The firms that get AI adoption right treat governance as infrastructure — something you build before you need it, not after. Here is what a defensible AI policy actually needs to cover.

Why most AI policies fail

The most common failure mode is the one-page acceptable use policy that HR sends around and nobody reads. It says something like "employees may use AI tools for productivity purposes but must not share confidential information." That is not a governance framework. It is a disclaimer.

A real AI policy needs to be operational — specific enough that a member of staff knows exactly what they can and cannot do, and that a manager can make a consistent decision when something ambiguous comes up.

The six things a defensible AI policy must cover

1. Scope — which AI tools and which use cases

Name the tools your organisation uses or permits. Do not write a blanket policy that covers "all AI tools" — it will be ignored. Be specific: Microsoft Copilot, ChatGPT, Claude, Grammarly, your CRM's AI features. For each, define what it can be used for and what it cannot.

2. Data classification and what can go in

This is the most critical element. Define clearly what categories of data can and cannot be inputted into AI tools. At minimum: no client personal data, no commercially sensitive information, no legally privileged content. The policy needs to be specific enough that a paralegal or account manager can make the call without asking their manager every time.

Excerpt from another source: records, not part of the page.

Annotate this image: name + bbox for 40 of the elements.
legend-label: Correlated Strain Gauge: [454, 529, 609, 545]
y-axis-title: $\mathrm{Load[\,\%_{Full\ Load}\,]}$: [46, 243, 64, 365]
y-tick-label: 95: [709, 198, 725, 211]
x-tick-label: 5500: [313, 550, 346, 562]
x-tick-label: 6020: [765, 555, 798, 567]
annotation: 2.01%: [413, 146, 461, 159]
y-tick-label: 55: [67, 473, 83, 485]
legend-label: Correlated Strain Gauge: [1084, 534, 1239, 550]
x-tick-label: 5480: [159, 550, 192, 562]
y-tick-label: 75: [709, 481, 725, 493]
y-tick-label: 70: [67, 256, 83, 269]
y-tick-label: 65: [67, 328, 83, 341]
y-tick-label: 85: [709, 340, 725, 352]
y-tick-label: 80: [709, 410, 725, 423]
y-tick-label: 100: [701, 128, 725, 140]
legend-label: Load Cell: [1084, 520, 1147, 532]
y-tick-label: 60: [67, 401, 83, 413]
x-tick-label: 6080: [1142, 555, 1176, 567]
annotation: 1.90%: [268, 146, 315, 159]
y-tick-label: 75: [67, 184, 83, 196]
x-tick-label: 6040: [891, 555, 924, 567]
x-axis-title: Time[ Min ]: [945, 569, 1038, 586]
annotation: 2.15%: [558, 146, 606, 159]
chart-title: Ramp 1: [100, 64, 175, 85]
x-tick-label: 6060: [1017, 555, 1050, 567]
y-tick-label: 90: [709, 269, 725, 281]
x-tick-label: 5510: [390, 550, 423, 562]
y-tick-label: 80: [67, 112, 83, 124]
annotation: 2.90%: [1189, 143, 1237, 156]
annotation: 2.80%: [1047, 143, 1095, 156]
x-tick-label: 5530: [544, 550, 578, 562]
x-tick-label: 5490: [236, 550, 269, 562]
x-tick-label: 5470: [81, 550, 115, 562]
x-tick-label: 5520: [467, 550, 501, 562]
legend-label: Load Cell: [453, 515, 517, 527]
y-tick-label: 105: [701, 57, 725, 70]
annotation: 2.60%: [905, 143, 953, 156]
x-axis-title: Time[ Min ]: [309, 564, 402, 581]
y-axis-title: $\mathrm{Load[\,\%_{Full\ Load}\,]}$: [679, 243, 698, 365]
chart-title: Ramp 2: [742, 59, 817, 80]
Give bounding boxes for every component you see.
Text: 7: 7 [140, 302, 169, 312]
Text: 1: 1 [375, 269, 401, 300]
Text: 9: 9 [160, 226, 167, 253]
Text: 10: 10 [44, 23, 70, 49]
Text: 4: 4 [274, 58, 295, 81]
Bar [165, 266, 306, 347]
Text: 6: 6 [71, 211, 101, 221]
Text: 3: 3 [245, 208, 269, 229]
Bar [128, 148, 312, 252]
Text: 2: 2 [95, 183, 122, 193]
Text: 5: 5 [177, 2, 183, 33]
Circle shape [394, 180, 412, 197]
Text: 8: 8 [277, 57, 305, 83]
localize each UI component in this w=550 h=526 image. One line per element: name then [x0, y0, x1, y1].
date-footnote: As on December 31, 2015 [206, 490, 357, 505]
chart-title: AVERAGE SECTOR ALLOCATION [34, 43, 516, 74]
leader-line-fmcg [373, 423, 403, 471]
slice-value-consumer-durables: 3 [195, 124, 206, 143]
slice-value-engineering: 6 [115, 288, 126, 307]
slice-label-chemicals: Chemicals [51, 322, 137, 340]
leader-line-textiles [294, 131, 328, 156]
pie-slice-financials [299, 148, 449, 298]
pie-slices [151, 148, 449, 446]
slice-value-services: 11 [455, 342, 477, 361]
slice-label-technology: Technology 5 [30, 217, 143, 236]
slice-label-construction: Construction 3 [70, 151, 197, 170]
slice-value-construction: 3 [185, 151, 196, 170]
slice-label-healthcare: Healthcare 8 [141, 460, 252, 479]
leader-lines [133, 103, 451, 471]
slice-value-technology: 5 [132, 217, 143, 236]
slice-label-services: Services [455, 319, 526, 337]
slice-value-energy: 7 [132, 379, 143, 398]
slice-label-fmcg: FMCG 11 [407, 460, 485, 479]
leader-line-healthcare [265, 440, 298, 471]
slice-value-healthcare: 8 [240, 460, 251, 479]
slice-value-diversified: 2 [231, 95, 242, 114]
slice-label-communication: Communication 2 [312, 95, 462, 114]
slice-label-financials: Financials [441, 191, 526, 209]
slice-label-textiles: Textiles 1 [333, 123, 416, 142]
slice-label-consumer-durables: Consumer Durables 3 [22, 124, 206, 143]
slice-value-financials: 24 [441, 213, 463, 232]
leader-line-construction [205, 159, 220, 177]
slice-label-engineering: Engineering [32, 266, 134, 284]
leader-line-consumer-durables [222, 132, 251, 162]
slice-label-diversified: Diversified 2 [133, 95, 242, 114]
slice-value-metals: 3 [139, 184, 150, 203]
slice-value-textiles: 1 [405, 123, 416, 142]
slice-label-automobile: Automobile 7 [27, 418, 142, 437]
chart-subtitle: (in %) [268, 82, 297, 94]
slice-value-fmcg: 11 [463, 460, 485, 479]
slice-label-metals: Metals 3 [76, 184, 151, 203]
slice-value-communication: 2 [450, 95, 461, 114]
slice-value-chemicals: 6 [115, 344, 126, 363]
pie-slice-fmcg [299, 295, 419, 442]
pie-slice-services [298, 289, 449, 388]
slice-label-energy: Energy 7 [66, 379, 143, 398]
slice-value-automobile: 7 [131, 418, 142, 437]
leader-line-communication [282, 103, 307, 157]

3. Output review requirements

AI outputs must not be used without human review. Define what that review looks like for different use cases. A first draft of a marketing email needs less scrutiny than an AI-assisted legal summary. Make the review requirement proportionate and explicit.

4. Disclosure obligations

In some sectors and contexts, you are required to disclose AI involvement. The EU AI Act mandates disclosure for certain AI interactions. Some professional bodies have their own requirements. Your policy needs to define when disclosure is required and how it should be made.

5. Accountability and escalation

Who is responsible for AI governance in your organisation? Who do staff escalate to when something goes wrong or when they are unsure? The policy needs a named owner and a clear escalation path.

6. Review cadence

AI capabilities and regulatory requirements are changing faster than annual policy reviews can keep up with. Build in a quarterly review process at minimum, and a mechanism for urgent updates when a significant new tool is adopted or a regulatory change occurs.

The test of a good AI policy: Give it to a new member of staff on their first day. If they can read it and know what to do in the ten most common AI-related situations they will encounter in their role — it is working. If they would need to ask their manager anyway, rewrite it.

When to build your AI policy

Before you deploy any AI tool in a business context. Not after. The moment a member of staff starts using an AI tool for work purposes — even informally, even on their personal device — you have an AI governance gap.

If you already have AI tools in use without a policy, the priority is not to ban them — it is to catch up quickly. An emergency policy that covers the basics is better than nothing while you build something more comprehensive.